No one should remain in misunderstanding on the intention of the central government regarding this law. The intention of the central government is the same as it had expressed earlier. The matter came up for hearing for the first time in July 2021 and since then in almost a year, the central government has not been able to form its opinion on it nor can it answer in the court. Even when the Supreme Court fixed May 5, 2022, the Center sought more time. Till then the government kept on defending this law and suddenly two days later it started talking about its revision and reconsideration according to the spirit of Amrit Mahotsav of Independence and Prime Minister Narendra Modi. The government has openly said that the filing of cases against those working against the country cannot be stopped. The Supreme Court’s decision is also not a complete ban.

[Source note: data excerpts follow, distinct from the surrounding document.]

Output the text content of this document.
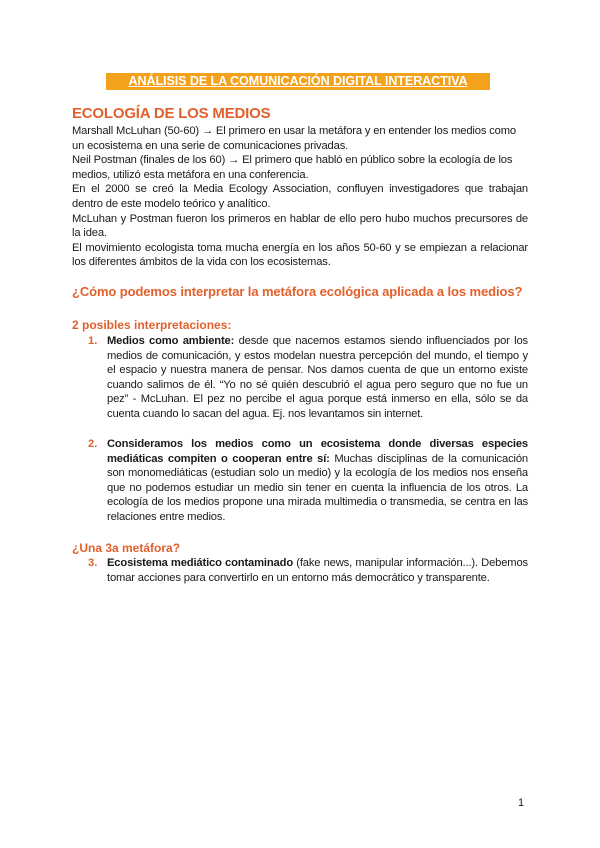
ANÁLISIS DE LA COMUNICACIÓN DIGITAL INTERACTIVA
ECOLOGÍA DE LOS MEDIOS

Marshall McLuhan (50-60) → El primero en usar la metáfora y en entender los medios como un ecosistema en una serie de comunicaciones privadas.

Neil Postman (finales de los 60) → El primero que habló en público sobre la ecología de los medios, utilizó esta metáfora en una conferencia.

En el 2000 se creó la Media Ecology Association, confluyen investigadores que trabajan dentro de este modelo teórico y analítico.

McLuhan y Postman fueron los primeros en hablar de ello pero hubo muchos precursores de la idea.

El movimiento ecologista toma mucha energía en los años 50-60 y se empiezan a relacionar los diferentes ámbitos de la vida con los ecosistemas.

¿Cómo podemos interpretar la metáfora ecológica aplicada a los medios?
2 posibles interpretaciones:
1. Medios como ambiente: desde que nacemos estamos siendo influenciados por los medios de comunicación, y estos modelan nuestra percepción del mundo, el tiempo y el espacio y nuestra manera de pensar. Nos damos cuenta de que un entorno existe cuando salimos de él. “Yo no sé quién descubrió el agua pero seguro que no fue un pez” - McLuhan. El pez no percibe el agua porque está inmerso en ella, sólo se da cuenta cuando lo sacan del agua. Ej. nos levantamos sin internet.
2. Consideramos los medios como un ecosistema donde diversas especies mediáticas compiten o cooperan entre sí: Muchas disciplinas de la comunicación son monomediáticas (estudian solo un medio) y la ecología de los medios nos enseña que no podemos estudiar un medio sin tener en cuenta la influencia de los otros. La ecología de los medios propone una mirada multimedia o transmedia, se centra en las relaciones entre medios.
¿Una 3a metáfora?
3. Ecosistema mediático contaminado (fake news, manipular información...). Debemos tomar acciones para convertirlo en un entorno más democrático y transparente.
1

The government’s reluctance to repeal the sedition law is also surprising because the government already has a strong stick of the Unlawful Activities Prevention Act (UAPA). In 2019, the central government has made this UAPA even more strict by amending it. Through the 2019 amendment, a provision has been added to this that the government can declare any person as a terrorist without following the legal process. It is a strict law like TADA or POTA. Despite this, if the government wants to retain the sedition law, then surely there will be some other thinking behind it.

It seems that calling someone a terrorist or a naxalist is more appropriate than a traitor or a traitor. There is more damage to the image of the people due to a case of treason or sedition. The reason for believing this is that Section 124A is generally being used against political opponents only. Apart from the stated purpose of preventing crime, both the National Security Act and the Sedition Act are used for two other purposes. The first is to silence the voice of the opponents and the second is to tarnish their image. That’s when in a civilized democratic country there is no place for such a law, despite it having its place.